Il fut une époque où on lançait aux jeunes gens un défi:
Travaillez dur à l’école, devenez un adulte intégré
et profitez d’une vie réussie !
Certains se compliquaient la tâche
en rajoutant au programme
la rebellion contre le programme,
pour finir par s’y intégrer avec d’autant plus de bonne volonté
qu’ils avaient l’impression ainsi d’avoir moins sacrifié
leur liberté de choix.
A présent les jeunes ont le défi assoupli.
Ne vous inquiétez pas, quoi que vous fassiez,
nous ferons disparaître l’échec scolaire…
Après cette épreuve de pure forme, qui n’a guère de risque de vous rebeller,
vous attend une vie de production stressante et de conformisme étouffant
parce que très confortable (du confortisme?)
Comment s’étonner que beaucoup préfèrent
rester dans l’enfance?
Je croise encore des adultes persuadés que la liberté
est de faire ce que l’on veut…
« Que nenni !! » leur hennis-je en pleine face,
« la liberté est ne pas se faire repérer par les autres »
Un inconnu est bien plus libre qu’un Président.
Nous venons de créer l’Alliance Confortiste Française… je n’ai pas trop saisi si vous êtiez pour ou contre l’idée, mais venez nous rendre visite !
Vous avez atterri sur cette page par l’avion Google, Nicolas, mais, aïe ! j’utilise ici ce néologisme effectivement dans un sens péjoratif. Le confortisme est la manière de vendre un conformisme étouffant et stérilisant en l’enrobant du sucre du confort.
Votre propre emploi du mot concerne une politique d’entraide sociale sur la base des meilleures valeurs que nous puissions recruter actuellement. C’est fort louable.

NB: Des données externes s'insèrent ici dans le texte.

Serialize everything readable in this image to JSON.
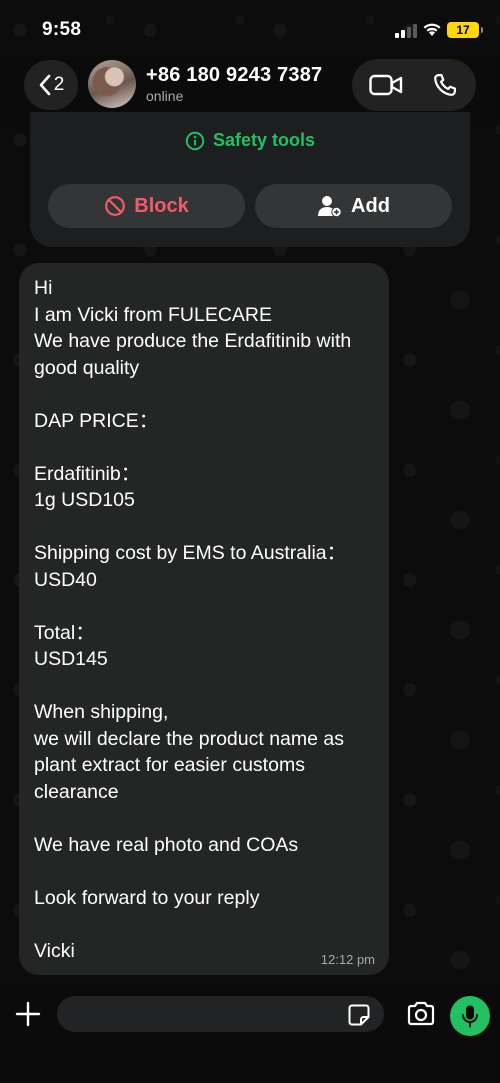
{
  "status_bar": {
    "time": "9:58",
    "battery": "17"
  },
  "header": {
    "back_count": "2",
    "contact_name": "+86 180 9243 7387",
    "contact_status": "online"
  },
  "top_card": {
    "safety_label": "Safety tools",
    "block_label": "Block",
    "add_label": "Add"
  },
  "message": {
    "text": "Hi\nI am Vicki from FULECARE\nWe have produce the Erdafitinib with good quality\n\nDAP PRICE：\n\nErdafitinib：\n1g USD105\n\nShipping cost by EMS to Australia：\nUSD40\n\nTotal：\nUSD145\n\nWhen shipping,\nwe will declare the product name as plant extract for easier customs clearance\n\nWe have real photo and COAs\n\nLook forward to your reply\n\nVicki",
    "time": "12:12 pm"
  },
  "input": {
    "value": "",
    "placeholder": ""
  },
  "colors": {
    "accent_green": "#21c063",
    "danger_red": "#f15c6d",
    "bubble": "#242626",
    "battery_yellow": "#ffd60a"
  },
  "icons": [
    "chevron-left-icon",
    "video-camera-icon",
    "phone-icon",
    "info-circle-icon",
    "block-icon",
    "add-contact-icon",
    "plus-icon",
    "sticker-icon",
    "camera-icon",
    "microphone-icon",
    "signal-icon",
    "wifi-icon",
    "battery-icon"
  ]
}
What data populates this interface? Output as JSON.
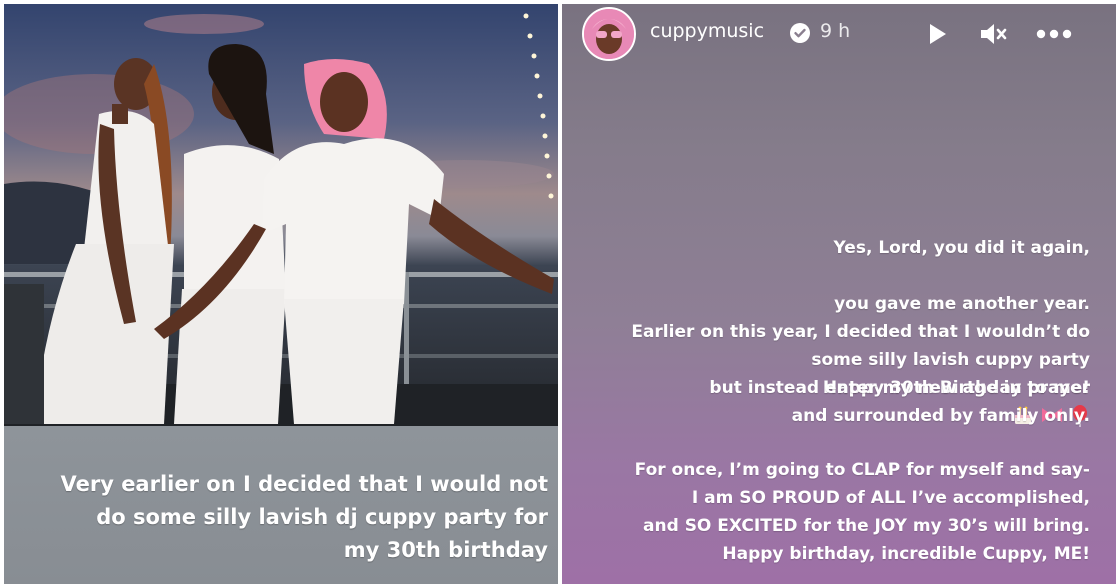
{
  "left": {
    "caption": "Very earlier on I decided that I would not\ndo some silly lavish dj cuppy party for\nmy 30th birthday"
  },
  "right": {
    "header": {
      "username": "cuppymusic",
      "time": "9 h"
    },
    "paragraphs": {
      "p1_line1": "Yes, Lord, you did it again,",
      "p1_line2": "you gave me another year.",
      "p1_line3": "Happy 30th Birthday to me!",
      "p2": "Earlier on this year, I decided that I wouldn’t do\nsome silly lavish cuppy party\nbut instead enter my new age in prayer\nand surrounded by family only.",
      "p3": "For once, I’m going to CLAP for myself and say-\nI am SO PROUD of ALL I’ve accomplished,\nand SO EXCITED for the JOY my 30’s will bring.\nHappy birthday, incredible Cuppy, ME!"
    },
    "emojis": [
      "cake-icon",
      "ribbon-icon",
      "balloon-icon"
    ]
  },
  "colors": {
    "pink_hair": "#f08cb0",
    "dress_white": "#f4f2f0",
    "sky_top": "#3a4a72"
  }
}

Cependant je suis pas sûr que le choix de « confort » dans cette optique d’amélioration du monde, soit le plus adapté. Les situations inconfortables sont certainement un meilleur moteur des progrès de la société que le confort permanent, et ainsi ne faut-il pas les préserver ?
A moins que l’on rêve d’une société idéale, déjà bien déterminée… je me méfie terriblement de ces idéaux. Ils veulent déjà mettre en place les outils pour aboutir au monde idéal, alors que la définition de celui-ci… est d’autant plus indécise que l’on élargit l’aréopage de philosophes qui y réfléchit.
“Ils veulent déjà mettre en place les outils pour aboutir au monde idéal, alors que la définition de celui-ci… est d’autant plus indécise que l’on élargit l’aréopage de philosophes qui y réfléchit.”
Je suis d’accord, à choisir entre le fascisme (1 chef, 1 idée) et l’anarchisme, nous faisons le choix du bordel idéologique. Notre slogan « Par la preuve » résume cela… Expérimentons ! On ne sait jamais !
Cependant, nos théories sont basées sur la demande effective formulée par Keynes, qui a déjà eu son influence dans le monde. En gros : le peuple doit avoir de l’argent pour acheter des produits. Quant au bonheur, c’est une visée personnelle, mais sur le confort matériel, effectivement, nous pensons qu’il peut être assuré pour tous.